Генералу Мульке отказать не смог, и в кузов грузовика, где кроме Ольги, их сыновей, жен и внуков, приютилось еще с десяток, если не больше женщин, детей и стариков, включая слепую пару нищих с Инвалидной – Фейгл и Ицика, вскочил лейтенант и еще трое вооруженных винтовками красноармейцев. Грузовик зарычал и помчался в сторону Могилева, до которого было больше ста километров, и дорога эта была завалена брошенной военной техникой, убитыми лошадьми, раскрытыми чемоданами и бесконечной колонной беженцев с одеялами и подушками за спиной.

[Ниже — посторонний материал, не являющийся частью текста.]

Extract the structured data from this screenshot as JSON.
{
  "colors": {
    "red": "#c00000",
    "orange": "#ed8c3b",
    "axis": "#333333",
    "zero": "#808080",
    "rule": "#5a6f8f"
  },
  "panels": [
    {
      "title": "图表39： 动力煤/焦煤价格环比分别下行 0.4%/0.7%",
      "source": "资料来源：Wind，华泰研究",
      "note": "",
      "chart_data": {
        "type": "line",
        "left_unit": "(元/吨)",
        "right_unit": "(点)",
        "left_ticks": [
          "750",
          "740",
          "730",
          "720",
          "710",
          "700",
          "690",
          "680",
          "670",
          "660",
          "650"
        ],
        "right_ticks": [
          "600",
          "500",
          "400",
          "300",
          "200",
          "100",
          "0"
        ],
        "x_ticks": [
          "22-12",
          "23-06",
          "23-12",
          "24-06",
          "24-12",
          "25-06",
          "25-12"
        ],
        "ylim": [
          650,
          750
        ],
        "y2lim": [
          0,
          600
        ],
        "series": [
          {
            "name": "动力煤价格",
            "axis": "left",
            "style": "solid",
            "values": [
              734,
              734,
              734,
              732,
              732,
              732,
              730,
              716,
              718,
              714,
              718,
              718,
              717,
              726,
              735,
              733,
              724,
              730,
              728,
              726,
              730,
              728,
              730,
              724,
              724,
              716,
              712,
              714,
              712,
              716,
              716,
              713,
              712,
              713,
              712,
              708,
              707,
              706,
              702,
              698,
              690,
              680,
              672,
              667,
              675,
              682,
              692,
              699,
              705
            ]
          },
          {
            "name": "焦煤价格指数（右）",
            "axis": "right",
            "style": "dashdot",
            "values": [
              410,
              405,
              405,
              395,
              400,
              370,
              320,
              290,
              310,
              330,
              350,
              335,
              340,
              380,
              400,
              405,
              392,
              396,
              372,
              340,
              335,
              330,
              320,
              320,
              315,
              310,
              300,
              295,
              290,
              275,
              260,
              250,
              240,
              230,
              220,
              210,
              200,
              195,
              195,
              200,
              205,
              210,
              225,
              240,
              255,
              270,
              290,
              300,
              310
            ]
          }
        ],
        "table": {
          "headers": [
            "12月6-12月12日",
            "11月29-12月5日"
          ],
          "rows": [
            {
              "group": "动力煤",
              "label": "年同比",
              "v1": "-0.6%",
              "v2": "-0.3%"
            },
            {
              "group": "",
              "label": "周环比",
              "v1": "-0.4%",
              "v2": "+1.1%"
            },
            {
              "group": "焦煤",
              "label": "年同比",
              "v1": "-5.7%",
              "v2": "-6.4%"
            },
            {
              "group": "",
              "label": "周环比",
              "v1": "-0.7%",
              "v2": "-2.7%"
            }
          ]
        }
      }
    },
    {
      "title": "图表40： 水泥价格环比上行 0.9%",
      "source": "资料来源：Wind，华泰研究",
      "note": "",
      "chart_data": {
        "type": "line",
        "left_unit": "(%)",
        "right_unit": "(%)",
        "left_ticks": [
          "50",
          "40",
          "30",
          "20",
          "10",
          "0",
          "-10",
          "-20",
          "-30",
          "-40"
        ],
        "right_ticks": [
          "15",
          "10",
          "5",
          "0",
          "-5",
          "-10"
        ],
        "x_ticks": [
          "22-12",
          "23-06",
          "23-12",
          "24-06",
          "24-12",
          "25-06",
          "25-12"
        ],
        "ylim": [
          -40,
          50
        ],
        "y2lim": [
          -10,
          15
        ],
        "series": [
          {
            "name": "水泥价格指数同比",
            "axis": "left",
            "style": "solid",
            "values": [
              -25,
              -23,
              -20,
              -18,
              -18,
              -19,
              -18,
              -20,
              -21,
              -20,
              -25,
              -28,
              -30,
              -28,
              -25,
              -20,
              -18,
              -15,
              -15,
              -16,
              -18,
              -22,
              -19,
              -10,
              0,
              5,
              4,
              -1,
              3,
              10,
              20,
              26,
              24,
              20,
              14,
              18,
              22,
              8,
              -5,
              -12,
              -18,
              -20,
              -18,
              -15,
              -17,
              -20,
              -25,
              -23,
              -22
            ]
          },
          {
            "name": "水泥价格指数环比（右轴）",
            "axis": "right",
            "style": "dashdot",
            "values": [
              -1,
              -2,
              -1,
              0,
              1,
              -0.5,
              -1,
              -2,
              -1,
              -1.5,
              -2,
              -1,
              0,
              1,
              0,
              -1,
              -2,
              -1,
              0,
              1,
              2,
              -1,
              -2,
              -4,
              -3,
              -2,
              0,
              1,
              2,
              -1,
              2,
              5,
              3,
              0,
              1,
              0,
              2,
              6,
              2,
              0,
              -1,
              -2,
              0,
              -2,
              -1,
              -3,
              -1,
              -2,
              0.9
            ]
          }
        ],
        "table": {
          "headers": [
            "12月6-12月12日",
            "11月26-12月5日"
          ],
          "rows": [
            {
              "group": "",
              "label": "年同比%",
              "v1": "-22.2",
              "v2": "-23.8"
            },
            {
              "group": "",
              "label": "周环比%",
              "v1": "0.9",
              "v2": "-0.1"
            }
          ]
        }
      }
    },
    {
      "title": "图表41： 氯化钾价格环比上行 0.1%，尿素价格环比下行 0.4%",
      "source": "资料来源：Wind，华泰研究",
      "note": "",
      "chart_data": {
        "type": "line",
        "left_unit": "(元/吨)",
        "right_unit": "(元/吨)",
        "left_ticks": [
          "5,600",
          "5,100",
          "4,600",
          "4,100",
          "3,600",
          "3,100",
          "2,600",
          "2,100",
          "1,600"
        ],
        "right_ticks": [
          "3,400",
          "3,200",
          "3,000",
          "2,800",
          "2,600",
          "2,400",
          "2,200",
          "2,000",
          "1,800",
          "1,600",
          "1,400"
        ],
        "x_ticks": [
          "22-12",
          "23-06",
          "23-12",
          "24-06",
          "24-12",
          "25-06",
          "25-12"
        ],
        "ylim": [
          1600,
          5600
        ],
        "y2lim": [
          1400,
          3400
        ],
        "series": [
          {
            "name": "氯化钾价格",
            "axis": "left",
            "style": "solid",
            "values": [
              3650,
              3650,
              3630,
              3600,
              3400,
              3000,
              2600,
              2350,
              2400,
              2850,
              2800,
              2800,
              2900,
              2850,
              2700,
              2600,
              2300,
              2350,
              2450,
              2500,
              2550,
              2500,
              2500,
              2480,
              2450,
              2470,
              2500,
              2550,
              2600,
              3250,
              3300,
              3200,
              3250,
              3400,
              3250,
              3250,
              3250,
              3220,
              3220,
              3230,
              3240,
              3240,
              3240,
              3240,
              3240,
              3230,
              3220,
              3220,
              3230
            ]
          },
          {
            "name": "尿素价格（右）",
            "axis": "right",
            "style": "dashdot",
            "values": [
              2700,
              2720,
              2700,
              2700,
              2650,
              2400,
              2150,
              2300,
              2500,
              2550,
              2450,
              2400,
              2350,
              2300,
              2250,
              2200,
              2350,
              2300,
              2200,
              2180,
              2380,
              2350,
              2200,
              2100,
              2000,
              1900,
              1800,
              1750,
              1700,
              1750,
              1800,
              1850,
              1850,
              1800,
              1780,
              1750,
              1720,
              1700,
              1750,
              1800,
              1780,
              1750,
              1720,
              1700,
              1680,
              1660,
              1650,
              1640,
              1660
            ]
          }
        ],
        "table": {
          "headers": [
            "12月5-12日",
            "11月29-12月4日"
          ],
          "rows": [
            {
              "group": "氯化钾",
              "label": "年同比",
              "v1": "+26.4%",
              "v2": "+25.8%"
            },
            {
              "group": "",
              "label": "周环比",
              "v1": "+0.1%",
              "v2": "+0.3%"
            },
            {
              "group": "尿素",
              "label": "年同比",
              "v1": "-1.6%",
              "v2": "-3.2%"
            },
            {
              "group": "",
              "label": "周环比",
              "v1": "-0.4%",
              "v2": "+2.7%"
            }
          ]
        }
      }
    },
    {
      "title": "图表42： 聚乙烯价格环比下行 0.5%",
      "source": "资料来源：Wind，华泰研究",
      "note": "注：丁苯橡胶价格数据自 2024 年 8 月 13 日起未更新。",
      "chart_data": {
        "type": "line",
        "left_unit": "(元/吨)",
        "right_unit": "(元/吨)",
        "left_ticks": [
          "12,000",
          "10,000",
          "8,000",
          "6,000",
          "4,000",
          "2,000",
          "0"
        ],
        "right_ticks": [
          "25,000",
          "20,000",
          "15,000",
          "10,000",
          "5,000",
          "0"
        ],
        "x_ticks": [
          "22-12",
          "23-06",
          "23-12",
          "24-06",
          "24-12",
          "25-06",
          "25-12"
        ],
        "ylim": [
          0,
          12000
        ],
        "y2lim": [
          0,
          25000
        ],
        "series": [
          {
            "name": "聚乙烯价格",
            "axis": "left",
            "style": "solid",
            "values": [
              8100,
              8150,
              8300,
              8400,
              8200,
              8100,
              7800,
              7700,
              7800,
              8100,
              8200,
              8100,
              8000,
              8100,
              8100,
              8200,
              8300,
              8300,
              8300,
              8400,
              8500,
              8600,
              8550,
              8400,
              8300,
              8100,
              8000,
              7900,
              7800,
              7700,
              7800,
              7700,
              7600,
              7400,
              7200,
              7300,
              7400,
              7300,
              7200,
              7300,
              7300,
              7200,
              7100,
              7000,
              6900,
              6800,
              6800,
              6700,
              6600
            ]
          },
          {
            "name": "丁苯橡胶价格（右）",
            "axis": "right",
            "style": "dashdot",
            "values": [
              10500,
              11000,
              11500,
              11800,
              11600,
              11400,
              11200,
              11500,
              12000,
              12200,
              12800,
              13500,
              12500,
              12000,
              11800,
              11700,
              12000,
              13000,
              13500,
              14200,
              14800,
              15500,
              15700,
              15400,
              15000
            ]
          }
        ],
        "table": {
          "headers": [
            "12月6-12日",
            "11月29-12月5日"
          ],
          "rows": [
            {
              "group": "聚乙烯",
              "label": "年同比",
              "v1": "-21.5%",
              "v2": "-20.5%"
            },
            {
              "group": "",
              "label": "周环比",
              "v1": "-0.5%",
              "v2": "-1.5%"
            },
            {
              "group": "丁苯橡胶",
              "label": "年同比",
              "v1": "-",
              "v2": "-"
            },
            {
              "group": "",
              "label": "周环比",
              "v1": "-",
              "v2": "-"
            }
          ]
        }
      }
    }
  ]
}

– Смотри, лейтенант, – примирительно сказал Мульке, – советская власть сказала им: берите подушки и одеяла и идите ночевать через Березину на одну ночь. И они взяли и пошли и стали нищими. Если немец уже на пороге, почему бы не сказать людям правду, а? Чтобы человек мог взять с собой не только постель, а?
– Ты-то взял не только постель, – огрызнулся лейтенант, ища глазами поддержку у солдат. – Но танки у немца, они догонят…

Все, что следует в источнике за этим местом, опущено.